SCSET, Bennett University, Plot Nos 8, 11, TechZone 2, Greater Noida, Uttar Pradesh, 201310, India.
Sci Rep. 2025 Jul 17;15(1):26009. doi: 10.1038/s41598-025-09885-0.
Billions of IoT devices increasingly function as gateways to cloud infrastructures, making them an inevitable target of cyber threats because of the limited resources and low processing capabilities of IoT devices. This paper proposes a lightweight decision tree-based intrusion detection framework suitable for real-time anomaly detection in a resource-constrained IoT environment. Finally, the model also makes use of a novel leaf-cut feature optimization strategy and tight adaptive cloud edge intelligence to achieve high accuracy while minimizing memory and computation demand. In terms of memory, they also use only 12.5 MB in it and evaluated on benchmark datasets including NSL-KDD and Bot-IoT, it gives an accuracy of 98.2% and 97.9%, respectively, and less than 1% false positives, thereby giving up to 6.8% accuracy over some traditional models such as SVM and Neural Networks and up to 78% less energy. It is deployed on Raspberry Pi nodes and can do real-time inference in less than 1 ms and 1,250 samples/sec. Due to the energy efficient, scalable, and interpretable architecture of the proposed solution, it can be implemented as a security solution for IoT use cases in Smart cities, industrial automation, health care, and autonomous vehicles.

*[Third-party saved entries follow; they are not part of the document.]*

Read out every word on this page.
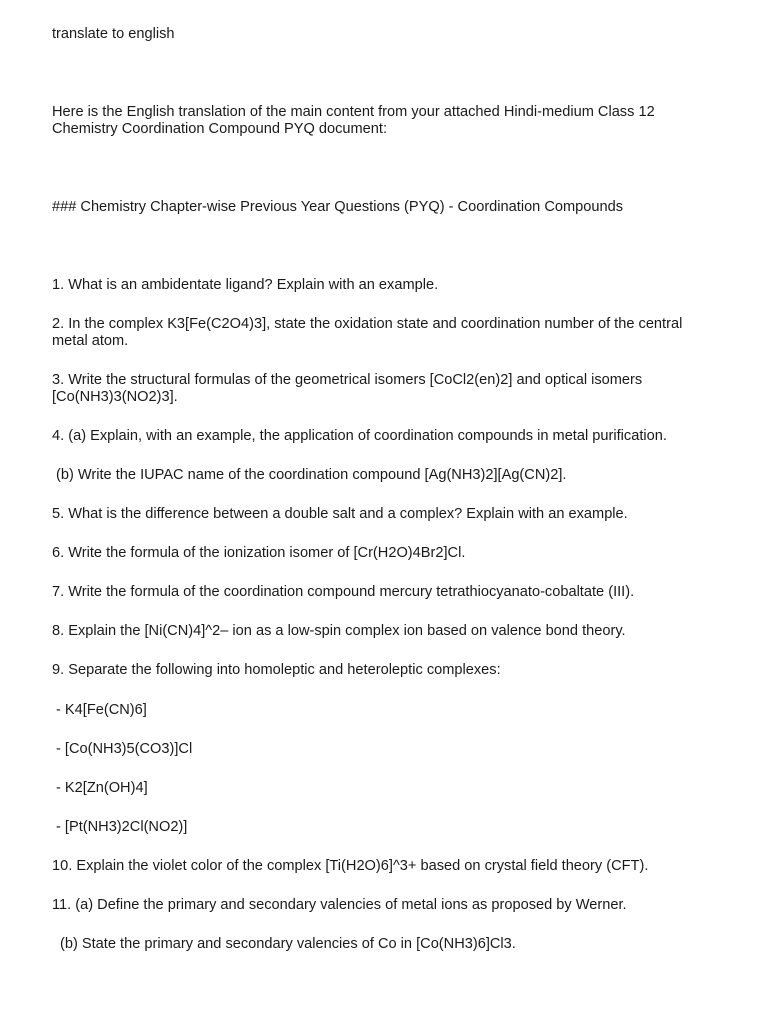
translate to english
Here is the English translation of the main content from your attached Hindi-medium Class 12 Chemistry Coordination Compound PYQ document:
### Chemistry Chapter-wise Previous Year Questions (PYQ) - Coordination Compounds
1. What is an ambidentate ligand? Explain with an example.
2. In the complex K3[Fe(C2O4)3], state the oxidation state and coordination number of the central metal atom.
3. Write the structural formulas of the geometrical isomers [CoCl2(en)2] and optical isomers [Co(NH3)3(NO2)3].
4. (a) Explain, with an example, the application of coordination compounds in metal purification.
(b) Write the IUPAC name of the coordination compound [Ag(NH3)2][Ag(CN)2].
5. What is the difference between a double salt and a complex? Explain with an example.
6. Write the formula of the ionization isomer of [Cr(H2O)4Br2]Cl.
7. Write the formula of the coordination compound mercury tetrathiocyanato-cobaltate (III).
8. Explain the [Ni(CN)4]^2– ion as a low-spin complex ion based on valence bond theory.
9. Separate the following into homoleptic and heteroleptic complexes:
- K4[Fe(CN)6]
- [Co(NH3)5(CO3)]Cl
- K2[Zn(OH)4]
- [Pt(NH3)2Cl(NO2)]
10. Explain the violet color of the complex [Ti(H2O)6]^3+ based on crystal field theory (CFT).
11. (a) Define the primary and secondary valencies of metal ions as proposed by Werner.
(b) State the primary and secondary valencies of Co in [Co(NH3)6]Cl3.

数十亿物联网设备日益充当通向云基础设施的网关,由于物联网设备资源有限且处理能力低,使其成为网络威胁不可避免的目标。本文提出了一种基于轻量级决策树的入侵检测框架,适用于资源受限的物联网环境中的实时异常检测。最后,该模型还采用了一种新颖的剪叶特征优化策略和紧密自适应云边缘智能,以在将内存和计算需求降至最低的同时实现高精度。在内存方面,它在其中仅使用12.5MB,在包括NSL-KDD和Bot-IoT在内的基准数据集上进行评估时,分别给出了98.2%和97.9%的准确率,误报率低于1%,从而比支持向量机和神经网络等一些传统模型的准确率高出6.8%,能耗降低78%。它部署在树莓派节点上,能在不到1毫秒的时间内以每秒1250个样本的速度进行实时推理。由于所提出的解决方案具有节能、可扩展和可解释的架构,它可以作为智能城市、工业自动化、医疗保健和自动驾驶车辆等物联网用例的安全解决方案来实施。